Die Weltmeisterschaft 2006 weckte meine Leidenschaft für Taktik. Das ZDF hatte einen jungen, aufstrebenden Fußballtrainer namens Jürgen Klopp verpflichtet. Der damalige Trainer des FSV Mainz 05 erklärte den Fans nach einem Gegentor, wieso nicht der Abwehrspieler Schuld hatte – sondern der Sechser, der im Mittelfeld hätte einrücken müssen. Von da an faszinierten mich Formationen, taktische Prinzipien und Matchpläne.
Seit ich mich erstmals für Taktik interessierte, gab es einen Leitsatz: Der Fußball von Nationalmannschaften ist taktisch weniger spannend als der von Klubteams. Das ist logisch: Klubtrainer können ihren Spieler Woche für Woche taktische Winkelzüge beibringen. Die Spieler kennen sich, das Zusammenspiel funktioniert fast blind. Nationaltrainer hingegen verbringen nur wenige Tage im Jahr mit ihren Spielern. Da bleibt höchstens Zeit für die Grundlagen.
Oft stand bei Nationalmannschaften die Defensive im Fokus
In der Vergangenheit setzten die meisten Nationalteams auf wenig komplexe Spielsysteme. Bei vielen Nationaltrainern stand die Defensive im Fokus. Die Spieler verschoben im Block, Kompaktheit und Stabilität waren das oberste Gebot. Die Europameisterschaft 2016 war der Tiefpunkt dieser Entwicklung: Gerade einmal 2,12 Tore fielen pro Spiel.
In den vergangenen Jahren wandelte sich der Nationalmannschaftsfußball jedoch. Taktik bedeutet nicht mehr nur, die eigene Defensive zu stärken. Immer mehr Nationaltrainer nehmen die aktuellen Trends des Vereinsfußballs auf. Dort hat sich besonders das Ballbesitzspiel weiterentwickelt. Trainer geben ihren Spielern genau vor, wo sie sich zu welchem Zeitpunkt des Spiels positionieren sollen. Viele nehmen sich Pep Guardiolas Fußball zum Vorbild.
Gleich mehrere Trainer dieser Europameisterschaft haben den Anspruch, mit ihren Teams den Gegner zu dominieren. Julian Nagelsmann ist hier das beste Beispiel. Er ist bekannt dafür, komplexe taktische Systeme zu entwerfen. Das macht er auch bei der DFB-Elf. Der italienische Trainer Luciano Spalletti gewann im vergangenen Jahr mit Napoli die Serie A – dank eines ausgefuchsten 4-3-3-Systems. Auch der Coach der Slowaken, Francesco Calzona, hat einst bei Napoli gearbeitet. Er überraschte Belgien beim 1:0-Sieg mit einem hohen 4-3-3-Pressing.
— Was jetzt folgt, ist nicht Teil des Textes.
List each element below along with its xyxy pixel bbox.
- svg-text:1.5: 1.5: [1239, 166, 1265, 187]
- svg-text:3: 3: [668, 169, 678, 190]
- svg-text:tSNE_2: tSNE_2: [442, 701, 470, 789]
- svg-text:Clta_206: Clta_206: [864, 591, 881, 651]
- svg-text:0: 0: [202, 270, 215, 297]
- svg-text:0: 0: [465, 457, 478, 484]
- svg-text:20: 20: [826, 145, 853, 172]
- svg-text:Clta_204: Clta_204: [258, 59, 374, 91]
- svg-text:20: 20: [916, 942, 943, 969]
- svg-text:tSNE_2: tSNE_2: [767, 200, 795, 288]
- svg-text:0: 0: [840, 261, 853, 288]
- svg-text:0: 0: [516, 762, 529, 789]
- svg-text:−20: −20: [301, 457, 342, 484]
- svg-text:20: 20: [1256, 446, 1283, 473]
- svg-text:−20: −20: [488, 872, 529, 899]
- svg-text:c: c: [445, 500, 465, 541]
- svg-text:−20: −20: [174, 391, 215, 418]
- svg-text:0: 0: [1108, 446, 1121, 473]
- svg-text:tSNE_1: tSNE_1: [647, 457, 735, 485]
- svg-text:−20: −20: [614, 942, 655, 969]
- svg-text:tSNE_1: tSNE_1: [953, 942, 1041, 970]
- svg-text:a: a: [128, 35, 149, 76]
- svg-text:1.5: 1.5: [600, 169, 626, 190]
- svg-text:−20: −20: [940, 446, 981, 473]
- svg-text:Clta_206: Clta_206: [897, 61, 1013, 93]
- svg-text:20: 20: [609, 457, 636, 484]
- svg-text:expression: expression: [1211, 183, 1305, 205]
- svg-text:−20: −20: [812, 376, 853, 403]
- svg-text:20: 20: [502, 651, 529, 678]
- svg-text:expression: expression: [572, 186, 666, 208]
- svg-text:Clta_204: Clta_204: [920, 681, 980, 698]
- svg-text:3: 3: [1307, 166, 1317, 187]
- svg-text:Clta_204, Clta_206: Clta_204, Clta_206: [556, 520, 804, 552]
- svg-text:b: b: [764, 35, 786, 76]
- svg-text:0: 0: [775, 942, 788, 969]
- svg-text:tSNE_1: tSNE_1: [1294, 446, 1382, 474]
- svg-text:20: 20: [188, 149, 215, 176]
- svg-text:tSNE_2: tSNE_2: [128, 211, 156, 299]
Sie alle setzen ihre komplexen taktischen Ideen auch auf Ebene der Nationalteams um.
Viele Nationen bei dieser EM wandeln ihre Formation bei Ballbesitz zu einem 3-2-2-3 um; es ist die Variante, die Guardiola häufig mit Manchester City spielt. Die Spieler halten jedoch nicht starr ihre Positionen. Gerade die Außenverteidiger rennen nicht mehr stur die Linien hinunter. Sie wagen sich häufig ins Zentrum. Ihre Rochaden mit den eigenen Außenstürmern verwirren so manchen Gegner.
Spieler können taktische Konzepte besser umsetzen
Das alles sind recht komplexe taktische Mittel. Dass selbst Nationalteams diese Ideen trotz beschränkter Trainingszeit umsetzen können, zeugt von der hohen taktischen Kompetenz der Spieler. Praktisch jeder Spieler bei dieser EM hat ein Nachwuchsleistungszentrum besucht, die gesamte Kindheit und Jugend stand im Zeichen des Fußballs. Es fällt den Spielern leichter als früheren Generationen, selbst komplexe taktische Vorgaben umzusetzen.
Das bedeutet jedoch nicht, dass plötzlich alle Mannschaften taktisch spannenden Offensivfußball spielen. Englands Trainer Gareth Southgate ist die Gegenthese zu Nagelsmann und Spalletti. Kein Nationalteam vereint mehr Talent als die Engländer. Trotzdem verharrten sie beim knappen 1:0 gegen Serbien im tiefen 4-1-4-1. Defensive Kompaktheit stand bei ihnen im Vordergrund.
Wer weiß, vielleicht hat Southgate mit seinem "Defensive first!"-Ansatz am Ende Recht. Bis dahin genieße ich die taktische Vielfalt dieser Europameisterschaft.